Elliott Pollack, an Arizona-based economist who focuses on real estate, echoed that, saying that “normally what causes a recession is that there are imbalances in an economy.”
“And a recession, and expansionary period allow for the correction of those imbalances,” Pollack said. “In the Great Recession of 2007 it was the financing of housing – people got over-extended with their loans.”
Walls said the recovery was one of the longest in Arizona’s history – more than four times longer than the previous recession. He said it took the state around four months and nine months, respectively, to recover from the previous two recessions, but “the 2007 one took around 35 months.”
“Arizona fell much farther and for a longer period of time than the U.S. because of the inflated construction costs across the nation,” Walls said. “I would say it lasted around 10 months longer (than the nation), and we lost a significant amount more jobs.
“Because of that, we had a longer way to come back to the level prior to the recession,” Walls said. “For the majority of the recovery we were worse off – hovering above the rest of the nation when it comes to unemployment numbers.”
But Pollack went further, saying Arizona has been “dead last in recovery.”
“There has been slow growth nationally but it was even slower in Arizona,” Pollack said.
Despite the return to a relatively normal labor market, Arizona’s economy is vastly different compared to 2007.
“We are still below our potential gross domestic product,” Pollack said. “This time it took eight years, normally it takes two – while it is on a cycle we had extremely slow growth.”
Pollack said the changes started as early as 2007.
“In 2006, everything was wonderful, but by 2007 the problem had already begun to manifest itself,” he said. “Population growth is slower than in the past. People aren’t moving like they did in the past, and millennials are taking longer to enter into the economic system.”
He also said that recovery in the labor market has been uneven across the state, with areas around Phoenix doing relatively well while others parts of the state, including Tucson, have lagged.
Heidi Shierholz, senior economist with the Economic Policy Institute, said that to properly analyze the recovery, you have to look “at the whole basket” – a combination of the employment rate and the unemployment rate. Comparing those numbers from before the recession and now, Shierholz said “they are pretty similar.”

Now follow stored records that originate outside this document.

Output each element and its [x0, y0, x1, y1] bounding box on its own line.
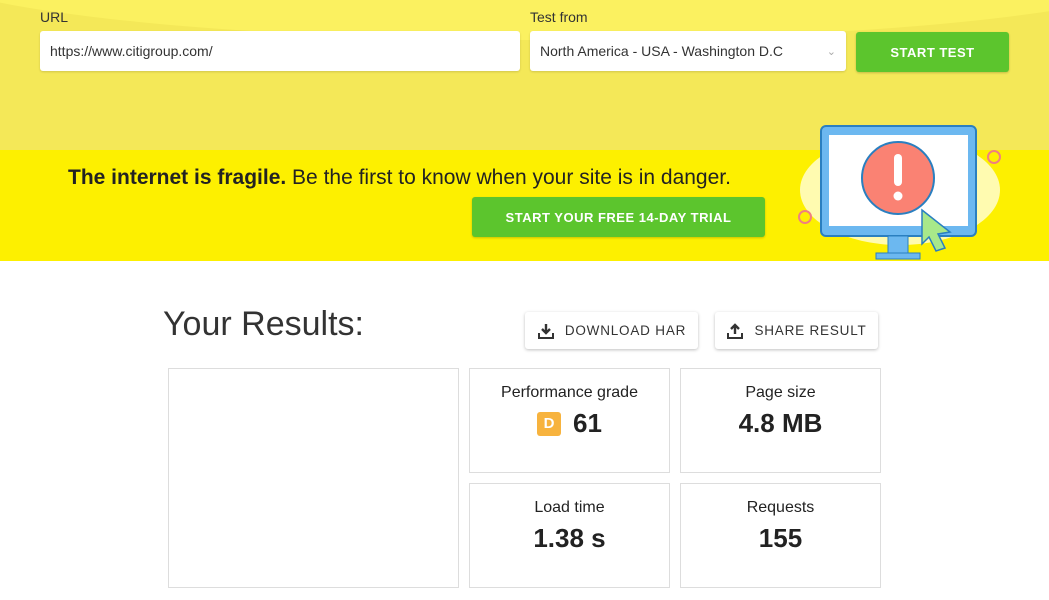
page-title: Your Results: — [163, 305, 364, 343]
url-value: https://www.citigroup.com/ — [50, 43, 213, 59]
grade-badge: D — [537, 411, 562, 436]
performance-grade-card: Performance grade D 61 — [469, 368, 670, 473]
share-icon — [727, 322, 744, 339]
screenshot-preview — [168, 368, 459, 588]
page-size-card: Page size 4.8 MB — [680, 368, 881, 473]
banner-tagline: The internet is fragile. Be the first to… — [68, 166, 731, 190]
chevron-down-icon: ⌄ — [826, 45, 836, 58]
download-har-button[interactable]: DOWNLOAD HAR — [525, 312, 698, 349]
banner-bold: The internet is fragile. — [68, 166, 287, 189]
share-result-label: SHARE RESULT — [754, 323, 867, 338]
card-label: Requests — [746, 499, 815, 516]
url-input[interactable]: https://www.citigroup.com/ — [40, 31, 520, 71]
requests-card: Requests 155 — [680, 483, 881, 588]
card-value: 1.38 s — [533, 523, 606, 553]
card-value: 61 — [573, 408, 602, 438]
share-result-button[interactable]: SHARE RESULT — [715, 312, 878, 349]
test-from-label: Test from — [530, 9, 588, 25]
monitor-alert-illustration — [798, 125, 1001, 260]
start-test-button[interactable]: START TEST — [856, 32, 1009, 72]
download-har-label: DOWNLOAD HAR — [564, 323, 687, 338]
download-icon — [537, 323, 554, 339]
load-time-card: Load time 1.38 s — [469, 483, 670, 588]
card-value: 4.8 MB — [738, 408, 823, 438]
test-from-value: North America - USA - Washington D.C — [540, 43, 784, 59]
test-from-select[interactable]: North America - USA - Washington D.C ⌄ — [530, 31, 846, 71]
card-label: Page size — [745, 384, 816, 401]
card-value: 155 — [758, 523, 803, 553]
card-label: Performance grade — [501, 384, 638, 401]
card-label: Load time — [534, 499, 605, 516]
banner-text: Be the first to know when your site is i… — [286, 166, 731, 189]
url-label: URL — [40, 9, 69, 25]
free-trial-button[interactable]: START YOUR FREE 14-DAY TRIAL — [472, 197, 765, 237]
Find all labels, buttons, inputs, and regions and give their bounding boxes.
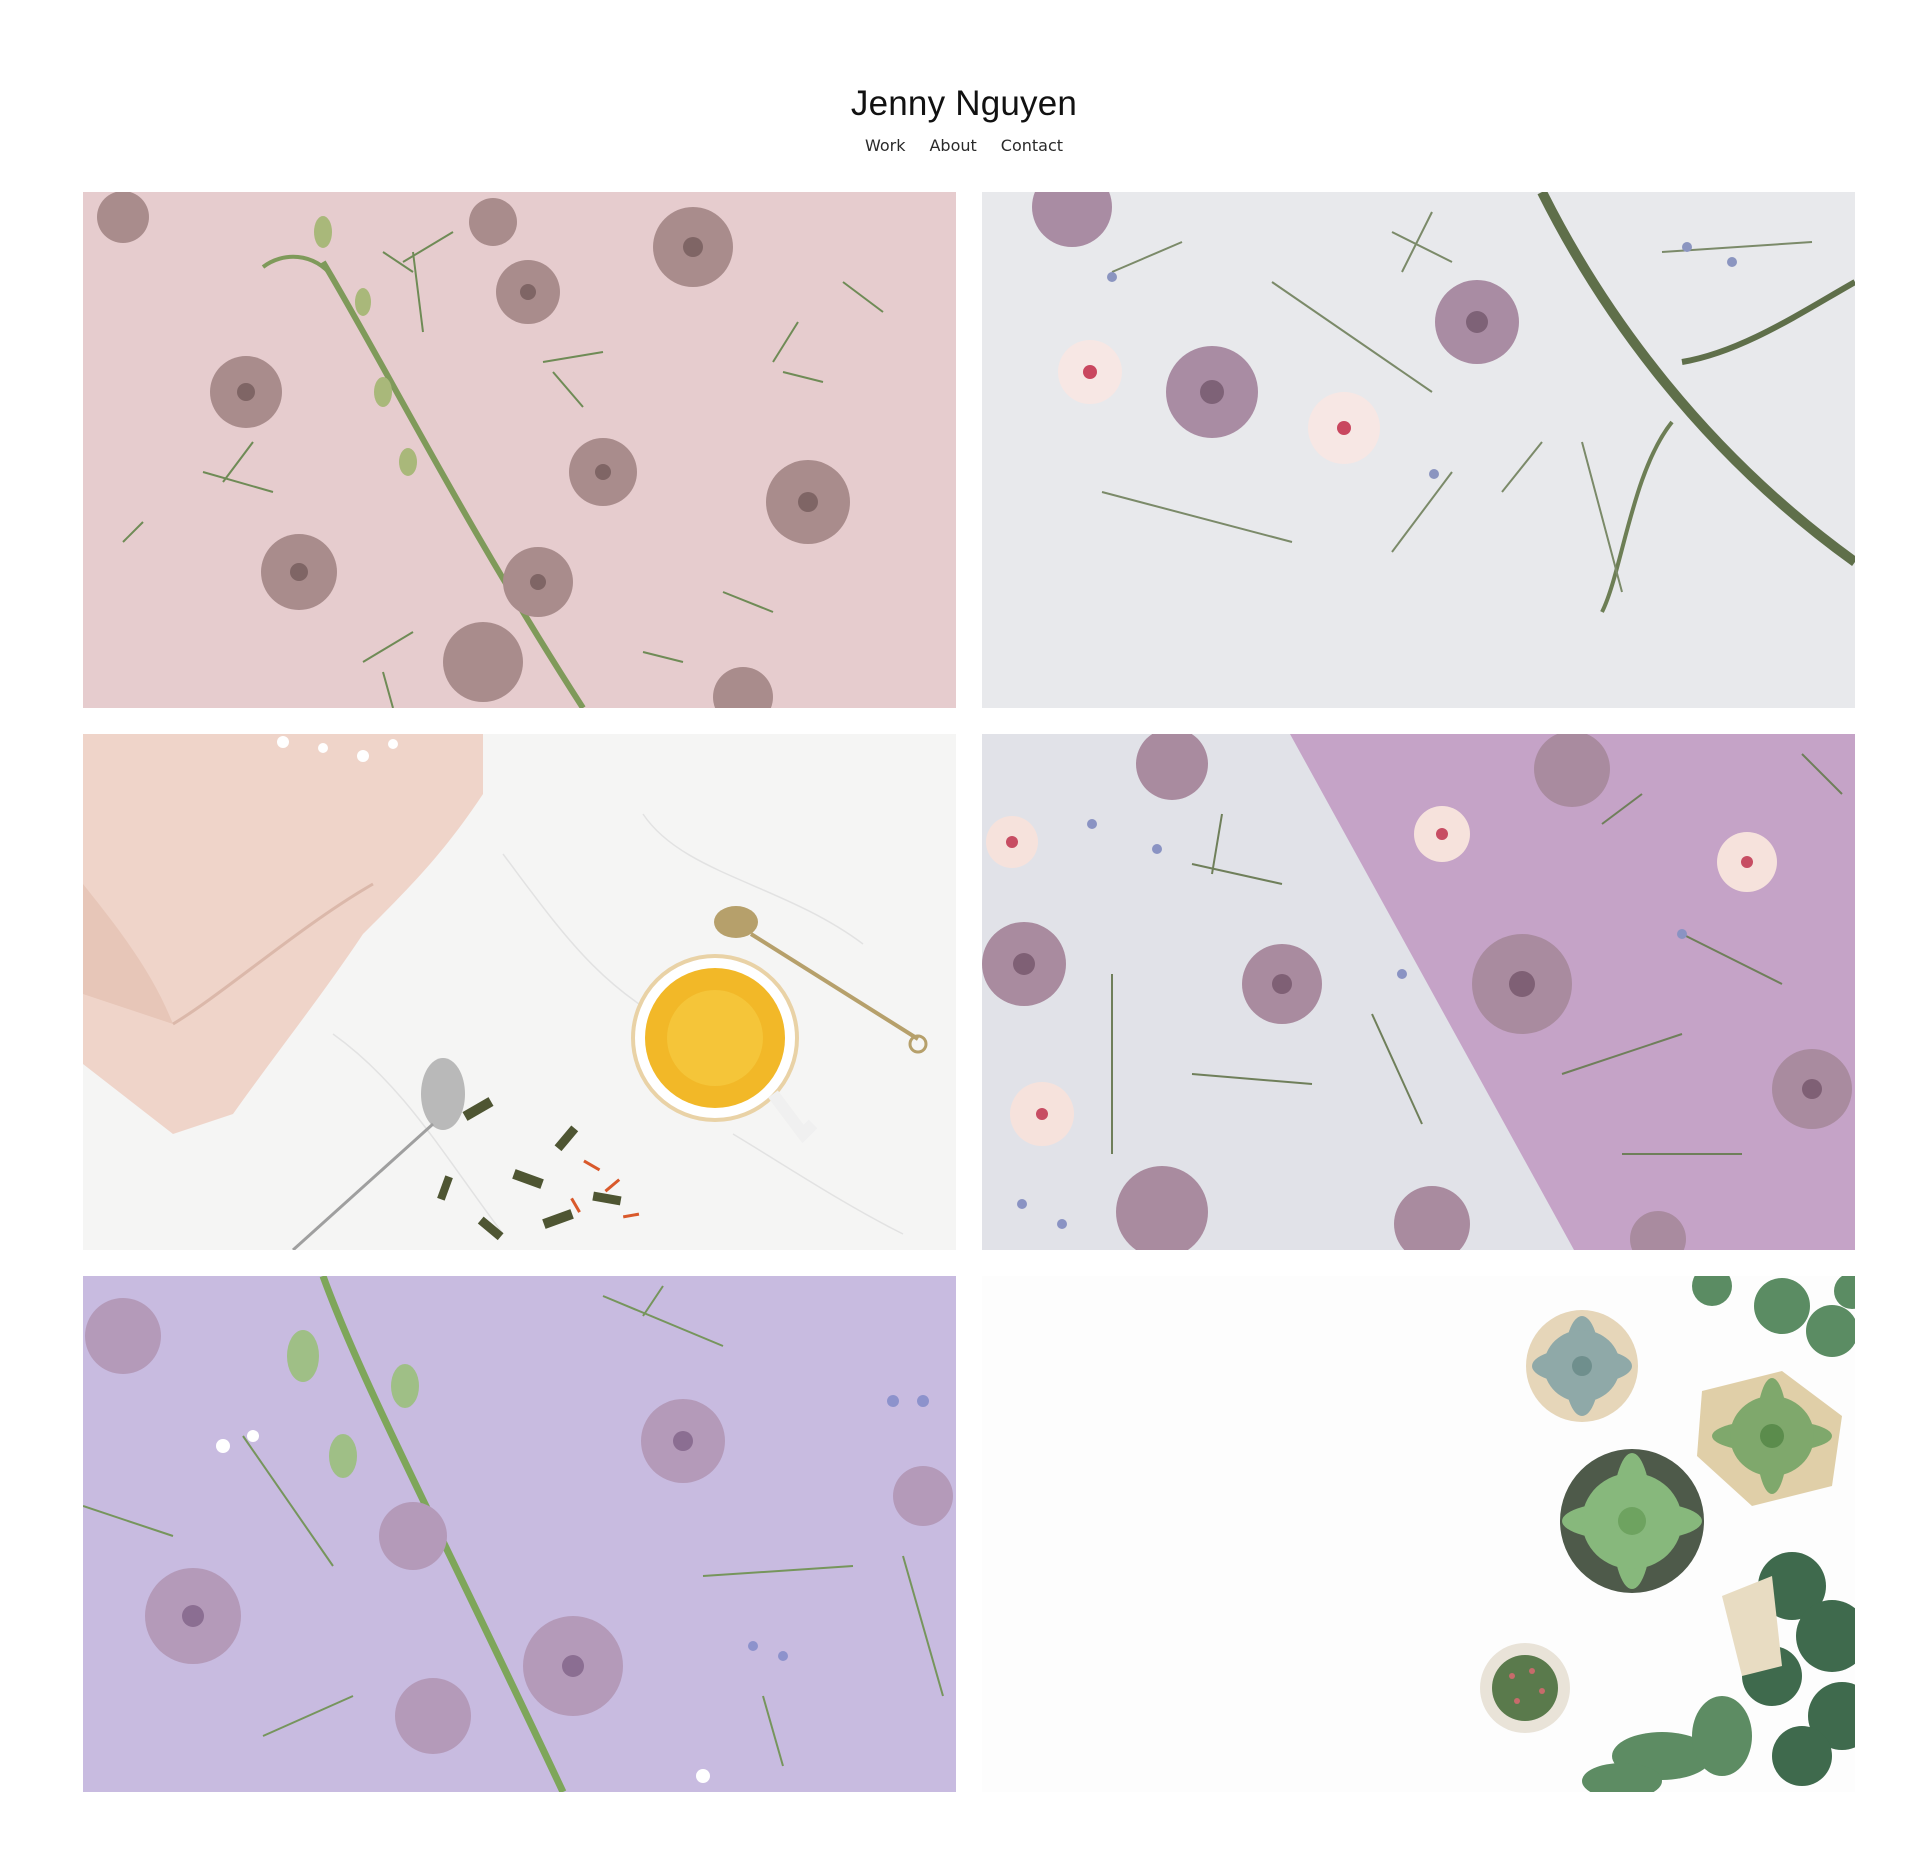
gallery-item-succulents[interactable] <box>982 1276 1855 1792</box>
gallery-item-pink-flowers[interactable] <box>83 192 956 708</box>
gallery-item-lavender-flowers[interactable] <box>83 1276 956 1792</box>
lavender-flowers-image <box>83 1276 956 1792</box>
nav-link-about[interactable]: About <box>929 135 976 157</box>
portfolio-gallery <box>83 192 1855 1792</box>
nav-link-work[interactable]: Work <box>865 135 906 157</box>
succulents-image <box>982 1276 1855 1792</box>
site-title[interactable]: Jenny Nguyen <box>0 84 1928 124</box>
gallery-item-tea-cup[interactable] <box>83 734 956 1250</box>
gallery-item-grey-flowers[interactable] <box>982 192 1855 708</box>
main-nav: Work About Contact <box>0 135 1928 157</box>
grey-flowers-image <box>982 192 1855 708</box>
split-flowers-image <box>982 734 1855 1250</box>
nav-link-contact[interactable]: Contact <box>1001 135 1063 157</box>
pink-flowers-image <box>83 192 956 708</box>
site-header: Jenny Nguyen Work About Contact <box>0 0 1928 170</box>
gallery-item-split-flowers[interactable] <box>982 734 1855 1250</box>
tea-cup-image <box>83 734 956 1250</box>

“It is a little bit lower – but we have to look and see that the labor force participation rate is a little lower as well,” Shierholz said. “I would say if you look at the whole basket we are not quite back to the numbers that we saw before the Great Recession.”
But Shierholz said the return to market stability was a sign that the economy was not only as healthy as the beginning of the recession but that it was on a trajectory to go beyond pre-recession unemployment numbers.
“In the late ’90s, we had (unemployment rates in the) high 3s,” Shierholz said. “There is clear historic precedent for us returning to those low numbers – we may not continue to see the unemployment numbers falling at the same pace, but everything shows a continued downward trend for unemployment nationwide.”
Walls said that while no one can “really predict the shock of the market” that causes a recession, that “there is no coming recession on the horizon” based on all the current signs.